Strona:PL Stanisław Przybyszewski-Mocny człowiek 089.jpeg

Z Wikiźródeł, wolnej biblioteki
Ta strona została uwierzytelniona.

Borsuk zastanowił się nagle.
— To dziwne — wiesz... rzeczywiście nie rozumiem, skąd się te oczy do tej twarzy przyplątały. Chyba je wyśniłem, bo w rzeczywistości te oczy całkiem są inne...
Bielecki spojrzał z ciekawością na szczerze zakłopotaną twarz Borsuka.
— Sam nie wie, co maluje — pomyślał, — nie zdaje sobie sprawy z tego, co w jasnowidzeniu ujrzał. Och! jak te oczy przynależą właśnie do tej twarzy, jak zdumiewająco licowała słodycz uśmiechu z tą złą, zachłanną potęgą wyrazu oczu...

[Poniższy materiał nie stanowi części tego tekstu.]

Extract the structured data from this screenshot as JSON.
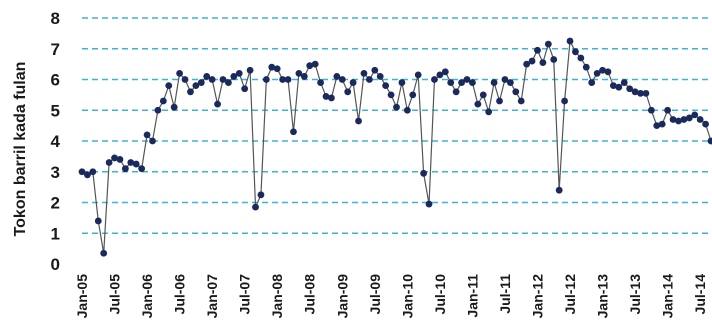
{
  "chart_data": {
    "type": "line",
    "title": "",
    "xlabel": "",
    "ylabel": "Tokon barril kada fulan",
    "ylim": [
      0,
      8
    ],
    "yticks": [
      "0",
      "1",
      "2",
      "3",
      "4",
      "5",
      "6",
      "7",
      "8"
    ],
    "grid": true,
    "x_tick_labels": [
      "Jan-05",
      "Jul-05",
      "Jan-06",
      "Jul-06",
      "Jan-07",
      "Jul-07",
      "Jan-08",
      "Jul-08",
      "Jan-09",
      "Jul-09",
      "Jan-10",
      "Jul-10",
      "Jan-11",
      "Jul-11",
      "Jan-12",
      "Jul-12",
      "Jan-13",
      "Jul-13",
      "Jan-14",
      "Jul-14"
    ],
    "series": [
      {
        "values": [
          3.0,
          2.9,
          3.0,
          1.4,
          0.35,
          3.3,
          3.45,
          3.4,
          3.1,
          3.3,
          3.25,
          3.1,
          4.2,
          4.0,
          5.0,
          5.3,
          5.8,
          5.1,
          6.2,
          6.0,
          5.6,
          5.8,
          5.9,
          6.1,
          6.0,
          5.2,
          6.0,
          5.9,
          6.1,
          6.2,
          5.7,
          6.3,
          1.85,
          2.25,
          6.0,
          6.4,
          6.35,
          6.0,
          6.0,
          4.3,
          6.2,
          6.1,
          6.45,
          6.5,
          5.9,
          5.45,
          5.4,
          6.1,
          6.0,
          5.6,
          5.9,
          4.65,
          6.2,
          6.0,
          6.3,
          6.1,
          5.8,
          5.5,
          5.1,
          5.9,
          5.0,
          5.5,
          6.15,
          2.95,
          1.95,
          6.0,
          6.15,
          6.25,
          5.9,
          5.6,
          5.9,
          6.0,
          5.9,
          5.2,
          5.5,
          4.95,
          5.9,
          5.3,
          6.0,
          5.9,
          5.6,
          5.3,
          6.5,
          6.6,
          6.95,
          6.55,
          7.15,
          6.65,
          2.4,
          5.3,
          7.25,
          6.9,
          6.7,
          6.4,
          5.9,
          6.2,
          6.3,
          6.25,
          5.8,
          5.75,
          5.9,
          5.7,
          5.6,
          5.55,
          5.55,
          5.0,
          4.5,
          4.55,
          5.0,
          4.7,
          4.65,
          4.7,
          4.75,
          4.85,
          4.7,
          4.55,
          4.0
        ]
      }
    ],
    "colors": {
      "line": "#555555",
      "marker": "#1b2a5c",
      "grid": "#3cb4d6"
    }
  }
}
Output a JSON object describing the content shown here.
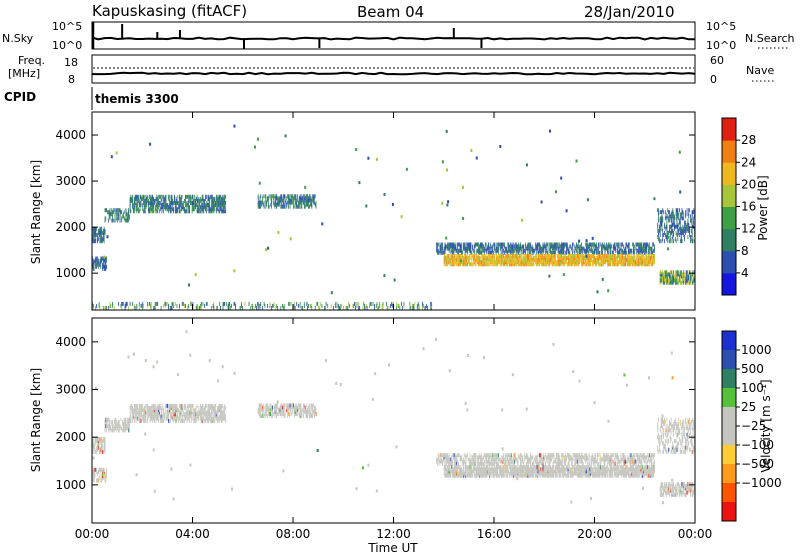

— A tam, co masz? — pytał obojętnie.
— Poczekaj chwilę. — Borsuk przymrużył oczy i wpatrywał się uporczywie we własny obraz. — Całkiem nie rozumiem, co to ma znaczyć... Te oczy wyglądają złe i nienawistne... prawda?... No tak!... miałem widocznie coś innego na myśli... Zresztą niezadługo tu przyjdzie, to ją poznasz. Aż mi się przykro zrobiło, że tej kochanej dziewczynie takie złe ślepia namalowałem... Ale patrz tu — rozrzucił nowe płótno przed Bieleckim.
— Doskonałe — powiedział Bielecki roztargniony — ale teraz już jestem zmęczony. Przyjdę tu znowu do ciebie za parę dni, to mi resztę pokażesz.